Pointé du doigt, le ministère de l’Environnement a diffusé, le 30 juin, un communiqué pour éteindre la polémique. « L’opération d’importation et la valorisation de ce type de déchets non dangereux est réalisée dans le cadre de la convention de partenariat établie entre (le) ministère et l’association professionnelle des cimentiers », explique le département de Hakima El Haite, qui précise : « le ministère délégué chargé de l’Environnement n’a autorisé l’importation que des déchets type « RDF » qui sont des déchets non dangereux utilisés en tant que combustible de substitution à l’énergie fossile classique ». Une réponse qui ne semble pas avoir convaincu les détracteurs de la convention.
Com’ maladroite
« Les explications du ministère de l’Environnement sont loin d’être rassurantes. Au-delà de la polémique et des 2500 tonnes, c’est l’occasion d’ouvrir le débat sur l’importation des déchets, le principe d’incinération, la convention de Bâle (sur le contrôle des mouvements transfrontières de déchets dangereux et de leur élimination), qui régit ce domaine, l’analyse des émissions », explique Kamal Lahbib, membre fondateur de la Coalition marocaine pour la justice climatique (CMJC). Pour lui, la communication pêche par son manque de transparence : « Si les normes d’incinération sont respectées, il peut y avoir des avantages, mais qu’on dévoile la convention signée avec les cimentiers et les résultats des analyses. Il y va de la santé des citoyens ». Contactée par Telquel.ma, Hakima Elhaité se dit prête à rendre publiques les analyses effectuées sur les déchets. « On les publiera évidemment, car c’est de la santé des Marocains qu’il s’agit », promet-elle. Expert et directeur des programmes et des réalisations au ministère de l’Environnement, Mehdi Chalabi, qui est chargé de suivre toutes les analyses et de les rendre publiques, se montre rassurant : « Même le fonctionnement des fours des cimentiers est contrôlé 24h/24. »

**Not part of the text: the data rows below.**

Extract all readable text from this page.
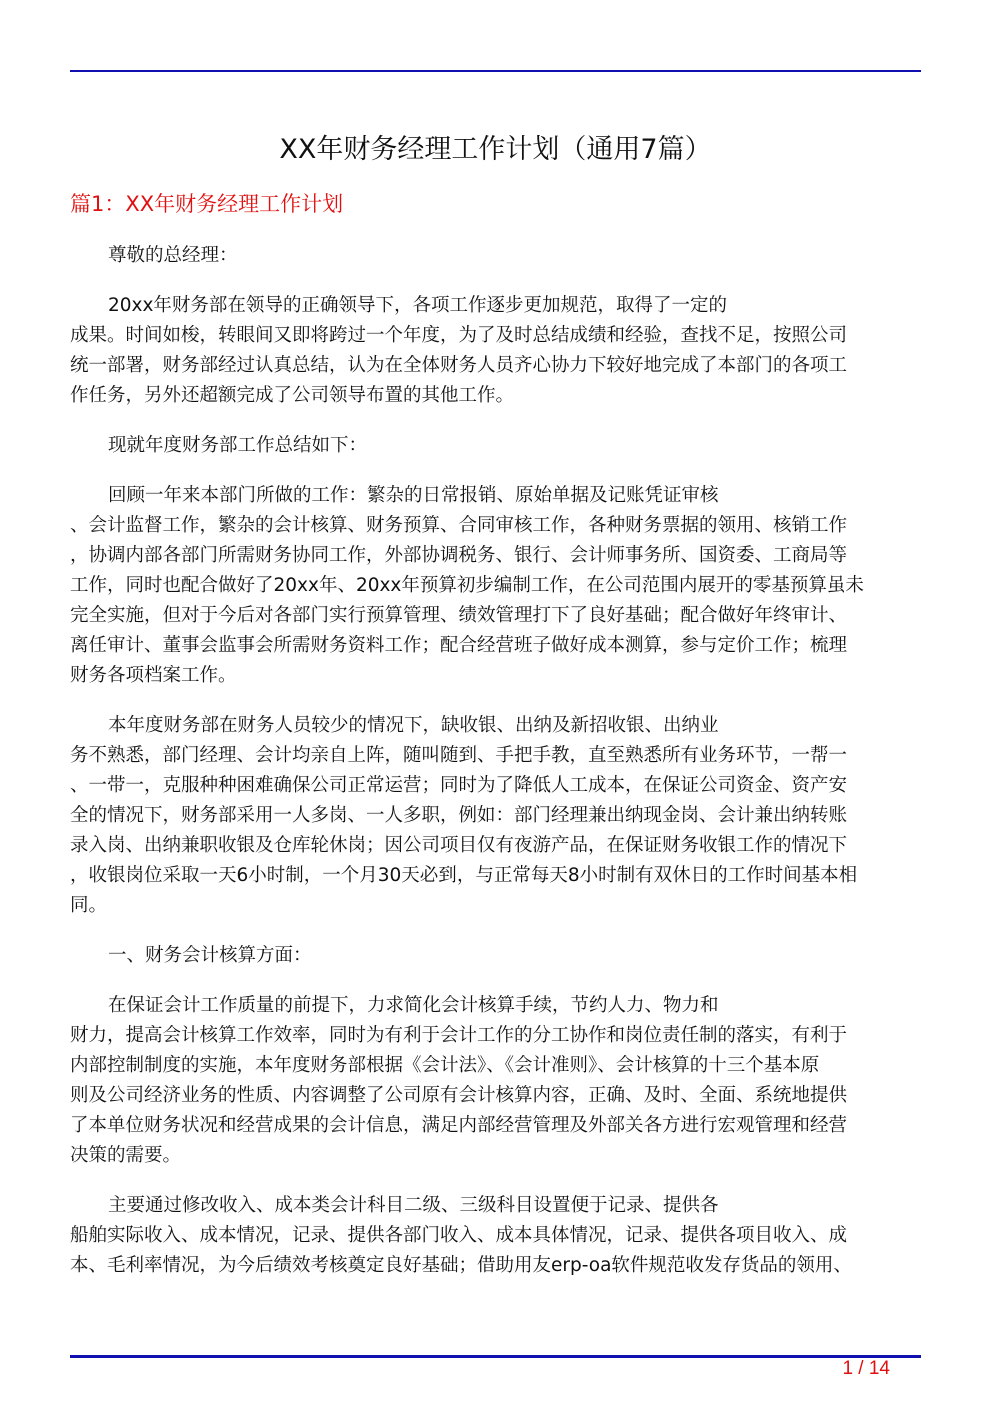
XX年财务经理工作计划（通用7篇）
篇1：XX年财务经理工作计划
尊敬的总经理：
20xx年财务部在领导的正确领导下，各项工作逐步更加规范，取得了一定的
成果。时间如梭，转眼间又即将跨过一个年度，为了及时总结成绩和经验，查找不足，按照公司
统一部署，财务部经过认真总结，认为在全体财务人员齐心协力下较好地完成了本部门的各项工
作任务，另外还超额完成了公司领导布置的其他工作。
现就年度财务部工作总结如下：
回顾一年来本部门所做的工作：繁杂的日常报销、原始单据及记账凭证审核
、会计监督工作，繁杂的会计核算、财务预算、合同审核工作，各种财务票据的领用、核销工作
，协调内部各部门所需财务协同工作，外部协调税务、银行、会计师事务所、国资委、工商局等
工作，同时也配合做好了20xx年、20xx年预算初步编制工作，在公司范围内展开的零基预算虽未
完全实施，但对于今后对各部门实行预算管理、绩效管理打下了良好基础；配合做好年终审计、
离任审计、董事会监事会所需财务资料工作；配合经营班子做好成本测算，参与定价工作；梳理
财务各项档案工作。
本年度财务部在财务人员较少的情况下，缺收银、出纳及新招收银、出纳业
务不熟悉，部门经理、会计均亲自上阵，随叫随到、手把手教，直至熟悉所有业务环节，一帮一
、一带一，克服种种困难确保公司正常运营；同时为了降低人工成本，在保证公司资金、资产安
全的情况下，财务部采用一人多岗、一人多职，例如：部门经理兼出纳现金岗、会计兼出纳转账
录入岗、出纳兼职收银及仓库轮休岗；因公司项目仅有夜游产品，在保证财务收银工作的情况下
，收银岗位采取一天6小时制，一个月30天必到，与正常每天8小时制有双休日的工作时间基本相
同。
一、财务会计核算方面：
在保证会计工作质量的前提下，力求简化会计核算手续，节约人力、物力和
财力，提高会计核算工作效率，同时为有利于会计工作的分工协作和岗位责任制的落实，有利于
内部控制制度的实施，本年度财务部根据《会计法》、《会计准则》、会计核算的十三个基本原
则及公司经济业务的性质、内容调整了公司原有会计核算内容，正确、及时、全面、系统地提供
了本单位财务状况和经营成果的会计信息，满足内部经营管理及外部关各方进行宏观管理和经营
决策的需要。
主要通过修改收入、成本类会计科目二级、三级科目设置便于记录、提供各
船舶实际收入、成本情况，记录、提供各部门收入、成本具体情况，记录、提供各项目收入、成
本、毛利率情况，为今后绩效考核奠定良好基础；借助用友erp-oa软件规范收发存货品的领用、
1 / 14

RDF, un carburant de substitution
« Quand vous êtes sur une com’ défensive, personne ne vous croit », dit Hassan Chouaouta, président de l’Association marocaine des experts en gestion des déchets et en environnement (AMEDE), qui estime lui aussi que la polémique est infondée. C’est que le RDF (Refuse–derived fuel) est un combustible de substitution, une alternative aux combustibles fossiles. Composés de plastique, de carton, de bois et de tissu, triés puis broyés, « ces déchets sont utilisés par les cimenteries du monde entier », argumente notre interlocuteur. Un argument partagé par Hakima Elhaité : « En Allemagne, deux millions de tonnes RDF sont utilisés chaque année. En Europe, vingt millions de tonnes ». Question importation, tout le processus, explique Chouaouta, est conforme à la convention de Bâle, signée par le Maroc en 1995, et à la loi 28-00 relative à la gestion des déchets et à leur élimination. « Le ministère de l’Environnement italien donne son autorisation après avoir analysé la composition des déchets et l’importateur, en l’occurrence les cimentiers, ne les importe qu’une fois le dossier validé par le ministère marocain de l’Environnement. » Origine des déchets, composition, procédé de fabrication, analyse physico-chimique… « Le dossier n’est validé que s’il est conforme à la loi », nous déclare la ministre de l’Environnement. « Ensuite, une fois le produit importé, un échantillon est prélevé par un laboratoire agréé pour vérifier sa conformité avec le dossier initialement déposé », explique le président de l’AMEDE. « C’est une polémique qui n’a pas de sens. La France, l’Espagne, le Portugal, l’Italie (…) utilisent les RDF. Ce sont des produits non dangereux et il y a une traçabilité de toute la chaîne », explique, de son côté, Mohamed Chaibi, président de l’Association professionnelle des cimentiers – par ailleurs PDG de Ciments du Maroc.
Phase de test
Contrairement à une information largement relayée, la convention n’a pas été signée en 2007, mais en 2015. Sa teneur : importer quelques 4500 tonnes de RDF (et non les pneumatiques déchiquetés que les cimentiers ont toujours importés et importent encore). « Les cimenteries consomment chaque année quelque 1,5 million de tonnes en sources d’énergie. Que représentent 4500 tonnes ? », s’interroge Hassan Chouaouta. Pourquoi alors importer des déchets dans un pays qui en produit des tonnes ? « Au Maroc, il n’existe pas de centre de tri », répond le président de l’APC. « Le but est de développer une expertise au Maroc pour pouvoir mettre en place des centres de tri dans différentes décharges au Maroc pour produire localement des RDF, nettement moins polluants. Il y a d’ailleurs des projets dans ce sens à Casablanca, Rabat, Marrakech et Béni Mellal. » Un passage obligé selon Mehdi Chalabi, directeur des programmes et réalisations au ministère de l’Environnement : « C’est en quelque sorte une manière de huiler la machine en attendant de mettre en place les bases d’une revalorisation de nos déchets. »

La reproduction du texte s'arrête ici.